MASS MoCA will transform a 10,000-square-foot building that was once used to house a water filtration tank into a new gallery. The new structure will be simple and sleek, in stark contrast to the red-bricked building complex that currently houses the museum.
Similar to the Sol LeWitt show produced by the Yale University Art Gallery – which has been at MASS MoCA since November 2008 and is intended to remain at the museum for 25 years – this new gallery will house borrowed works for 15 years. While MASS MoCA is renowned for specializing in short-term shows, the success of the Sol LeWitt show inspired this current innovative project with the work of a different artist.
The new gallery will be dedicated to the work of Anselm Kiefer, a German artist born in 1945 during a period of immense transition for his home country following the end of World War II. Kiefer is one of the most well known German artists and he is still producing work today. Known to mix mediums in innovative ways, such as layering paint and straw over photographs, Kiefer’s work is both two- and three- dimensional and spans an array of mediums. His art focuses on images of literary history, myths, military objects and architectural structures. A testament to how small the global art world is, Kiefer visited MASS MoCA back in 1990 before the space was even out of the planning stages.
The cavernous building will allow MASS MoCA to showcase large installation pieces that are difficult to display in ordinary museums. The exhibition’s centerpiece is titled “Narrow Are the Vessels,” which consists of an 82-foot long, six ton, winding concrete sculpture that was lent to the museum by the Hall Art Foundation established by collectors Andrew J. Hall and Christine Hall. “Narrow Are the Vessels” was obtained from the Halls after a lawsuit that ultimately led them to remove the sculpture from their property in Connecticut and lend it to the museum for the next 15 years. Money for the project also came from the Hall Art Foundation, which hopes to continue to use the new gallery as an exhibition space for its collection, some of which is ordinarily housed in Reading, Vt. The Halls’ loss gives many people the privilege of seeing a work that has been in storage and could not be shown in either a meaningful way or in a space that was easily accessible to the public. There are few places one can see Kiefer’s work, especially one of this size.
Not only will “Narrow Are the Vessels” be shown in this new gallery, but there will also be other important works from Kiefer’s extensive repertoire including “The Women of the Revolution,” a piece comprised of beds in conjunction with photographs and text.

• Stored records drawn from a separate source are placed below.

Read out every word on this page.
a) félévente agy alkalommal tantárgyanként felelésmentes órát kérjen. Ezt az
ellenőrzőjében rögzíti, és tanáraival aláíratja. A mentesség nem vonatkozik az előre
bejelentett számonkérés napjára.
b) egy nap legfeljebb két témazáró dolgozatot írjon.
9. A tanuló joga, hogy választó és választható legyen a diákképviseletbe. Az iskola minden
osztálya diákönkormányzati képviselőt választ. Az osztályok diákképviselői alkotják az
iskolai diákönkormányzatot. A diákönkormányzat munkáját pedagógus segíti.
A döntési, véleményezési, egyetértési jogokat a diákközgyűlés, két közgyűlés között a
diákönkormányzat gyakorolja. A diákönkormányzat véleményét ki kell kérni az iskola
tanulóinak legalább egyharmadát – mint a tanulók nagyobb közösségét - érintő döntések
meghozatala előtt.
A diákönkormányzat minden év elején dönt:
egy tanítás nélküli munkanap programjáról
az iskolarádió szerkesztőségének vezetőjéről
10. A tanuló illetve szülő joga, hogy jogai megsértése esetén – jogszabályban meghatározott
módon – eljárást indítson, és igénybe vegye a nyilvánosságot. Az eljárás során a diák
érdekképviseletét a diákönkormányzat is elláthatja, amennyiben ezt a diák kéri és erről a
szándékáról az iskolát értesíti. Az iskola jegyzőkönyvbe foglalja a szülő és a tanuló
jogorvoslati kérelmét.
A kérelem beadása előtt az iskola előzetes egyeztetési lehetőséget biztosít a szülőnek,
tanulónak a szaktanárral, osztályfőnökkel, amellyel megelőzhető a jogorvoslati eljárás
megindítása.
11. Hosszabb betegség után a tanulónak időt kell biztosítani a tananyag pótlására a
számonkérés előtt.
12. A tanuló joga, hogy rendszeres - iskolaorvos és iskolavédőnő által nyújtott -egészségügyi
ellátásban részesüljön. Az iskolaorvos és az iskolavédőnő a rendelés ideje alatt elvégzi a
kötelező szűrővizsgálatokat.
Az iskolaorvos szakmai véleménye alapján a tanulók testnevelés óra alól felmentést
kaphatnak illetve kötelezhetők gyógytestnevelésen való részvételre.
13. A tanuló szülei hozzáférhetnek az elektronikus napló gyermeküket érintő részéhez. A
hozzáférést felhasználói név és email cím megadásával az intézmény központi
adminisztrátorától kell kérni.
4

While MASS MoCA will host a larger exhibit, the Williams College Museum of Art (WCMA) will be opening a show of Kiefer’s earlier works, from 1969 to 1982, the same day the new gallery opens to the public at MASS MoCA later this month on Sept. 27.
With Kiefer’s work on display at WCMA and the larger exhibit at MASS MoCA, students can enjoy free admission to both museums. It is a great opportunity to understand the works of one of the most famous German artists of the modern era.